The Tax Foundation keeps the main tax scoreboard, listing states by income taxes, sales taxes and so forth. The most-often consulted rankings are those relying on tax rates -- the percentage tax people pay on a given dollar of retail sales, income, gross receipts or whatever. I rely on the Tax Foundation stats often in my column, noting for example how many other states have sale taxes equal to or greater than Maryland's 6 percent, or which states have top personal-income brackets higher than Maryland's. (There aren't many, when you include the local, "piggyback" income tax.)
There had been discussion about reviving Maryland's millionaire tax, which would have raised the state's rates and hurt its rankings on lists compiled by the Tax Foundation, corporate site-location consultants and others. By proposing to eliminate income-tax deductions and exemptions for households over a certain threshold, however, the governor is proposing a tax hike withiout hurting Maryland's tax-rate rankings. Instead of a rate increase it'll be an effective tax increase on a fifth of Maryland households, many of which aren't close to the millionaire category.

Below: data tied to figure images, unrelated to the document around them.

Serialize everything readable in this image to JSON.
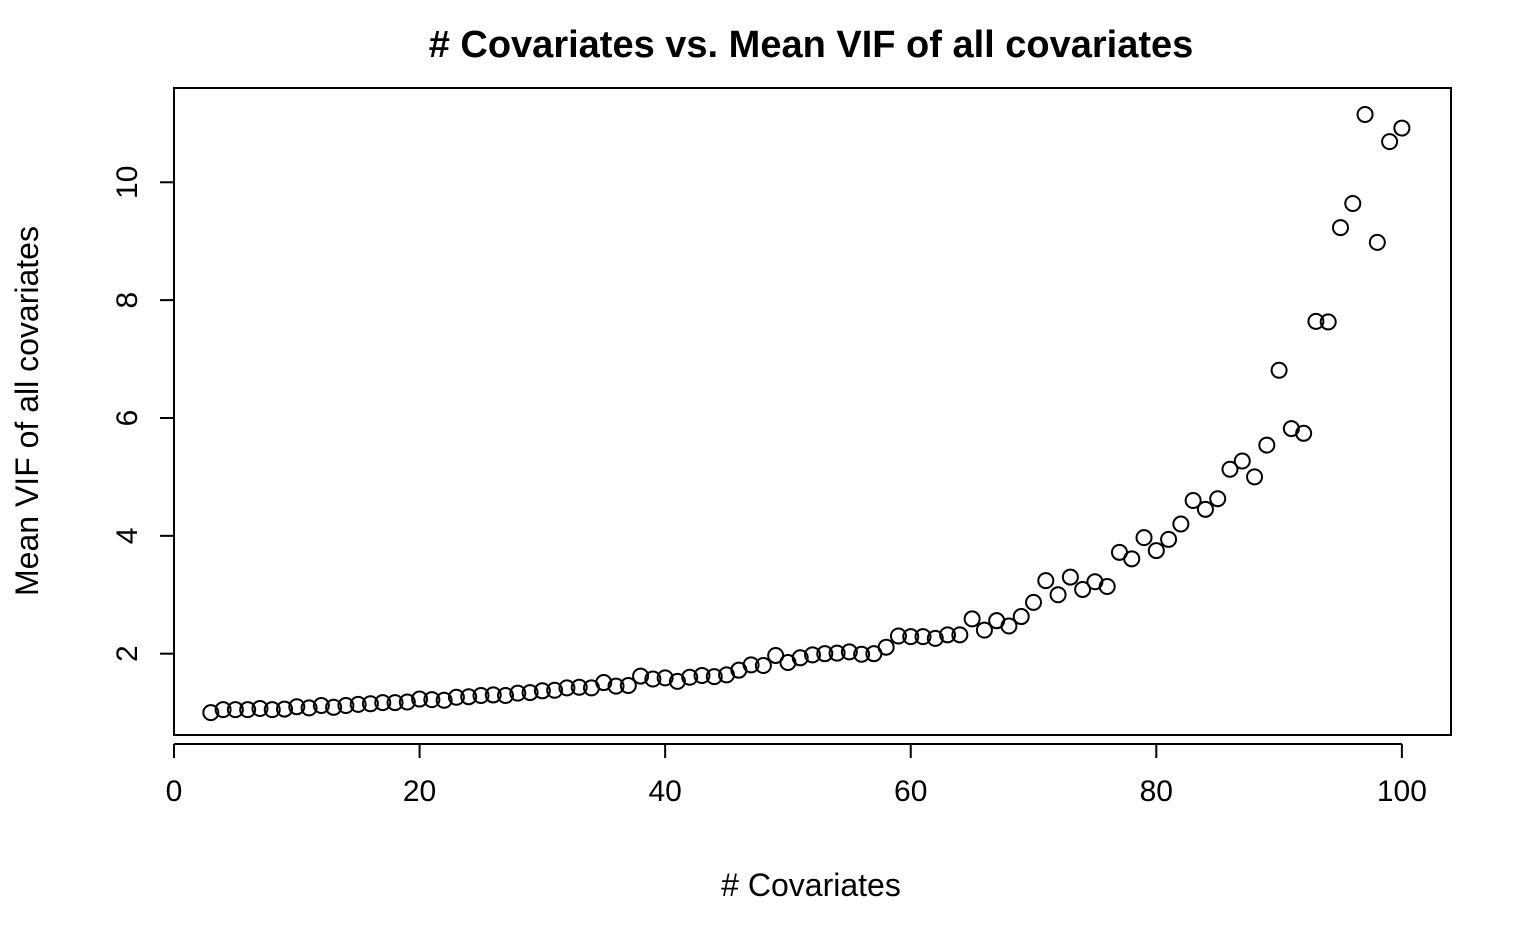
{
  "chart_data": {
    "type": "scatter",
    "title": "# Covariates vs. Mean VIF of all covariates",
    "xlabel": "# Covariates",
    "ylabel": "Mean VIF of all covariates",
    "xlim": [
      0,
      104
    ],
    "ylim": [
      0.62,
      11.6
    ],
    "x_ticks": [
      0,
      20,
      40,
      60,
      80,
      100
    ],
    "y_ticks": [
      2,
      4,
      6,
      8,
      10
    ],
    "grid": false,
    "legend": "none",
    "marker": "open-circle",
    "series": [
      {
        "x": [
          3,
          4,
          5,
          6,
          7,
          8,
          9,
          10,
          11,
          12,
          13,
          14,
          15,
          16,
          17,
          18,
          19,
          20,
          21,
          22,
          23,
          24,
          25,
          26,
          27,
          28,
          29,
          30,
          31,
          32,
          33,
          34,
          35,
          36,
          37,
          38,
          39,
          40,
          41,
          42,
          43,
          44,
          45,
          46,
          47,
          48,
          49,
          50,
          51,
          52,
          53,
          54,
          55,
          56,
          57,
          58,
          59,
          60,
          61,
          62,
          63,
          64,
          65,
          66,
          67,
          68,
          69,
          70,
          71,
          72,
          73,
          74,
          75,
          76,
          77,
          78,
          79,
          80,
          81,
          82,
          83,
          84,
          85,
          86,
          87,
          88,
          89,
          90,
          91,
          92,
          93,
          94,
          95,
          96,
          97,
          98,
          99,
          100
        ],
        "y": [
          1.0,
          1.05,
          1.05,
          1.05,
          1.07,
          1.05,
          1.06,
          1.1,
          1.08,
          1.12,
          1.09,
          1.12,
          1.14,
          1.15,
          1.17,
          1.17,
          1.18,
          1.23,
          1.22,
          1.21,
          1.26,
          1.27,
          1.29,
          1.3,
          1.29,
          1.33,
          1.34,
          1.37,
          1.38,
          1.42,
          1.43,
          1.42,
          1.51,
          1.45,
          1.46,
          1.62,
          1.57,
          1.59,
          1.53,
          1.6,
          1.63,
          1.61,
          1.64,
          1.72,
          1.81,
          1.8,
          1.97,
          1.85,
          1.93,
          1.98,
          2.0,
          2.01,
          2.03,
          1.99,
          2.0,
          2.11,
          2.3,
          2.29,
          2.29,
          2.26,
          2.32,
          2.32,
          2.59,
          2.4,
          2.56,
          2.47,
          2.63,
          2.87,
          3.24,
          3.0,
          3.3,
          3.09,
          3.22,
          3.14,
          3.72,
          3.61,
          3.97,
          3.75,
          3.94,
          4.2,
          4.6,
          4.45,
          4.63,
          5.13,
          5.27,
          5.0,
          5.54,
          6.81,
          5.82,
          5.74,
          7.64,
          7.63,
          9.23,
          9.64,
          11.15,
          8.98,
          10.69,
          10.92
        ]
      }
    ]
  }
}
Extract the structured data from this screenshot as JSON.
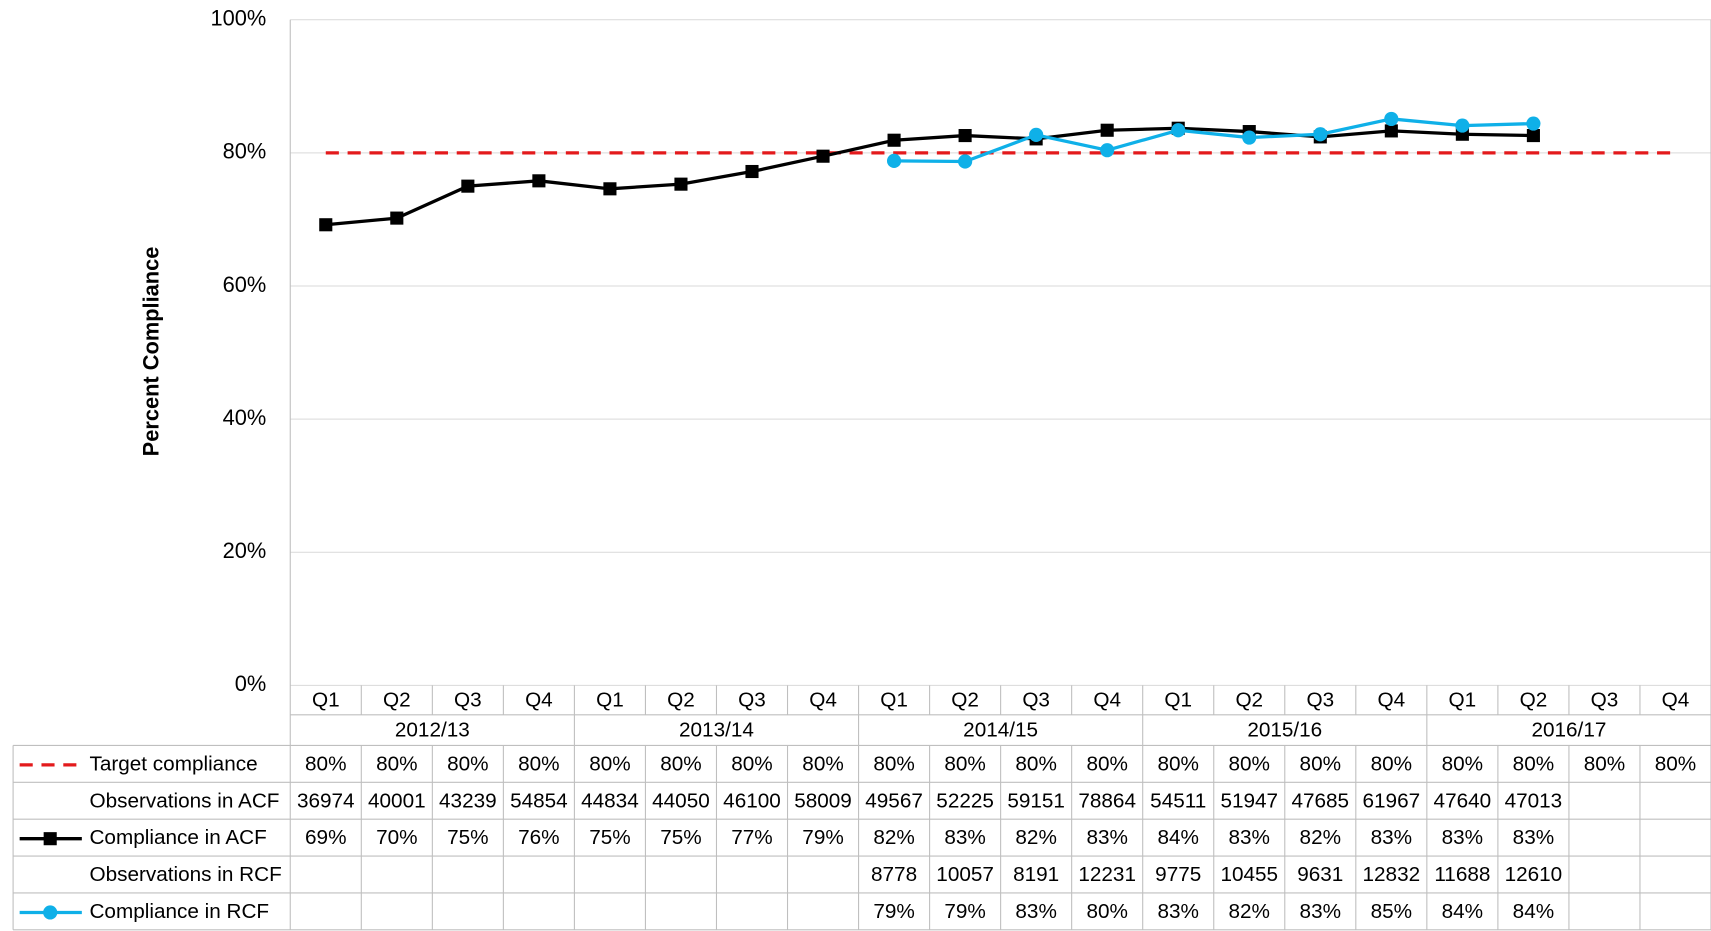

Rates and brackets are easier to measure, compile and argue about than subtler measures of taxes such as tax revenue per capita or tax burden for specific taxpayers. O'Malley isn't hiding the fact that this is a tax increase. But I suspect he'll get less flak this way than if he had increased rates on millionaires and opened himself to accusations of waging class warfare on the 1 percent. And he'll keep Maryland from slipping a notch or two on the tax-rate lists.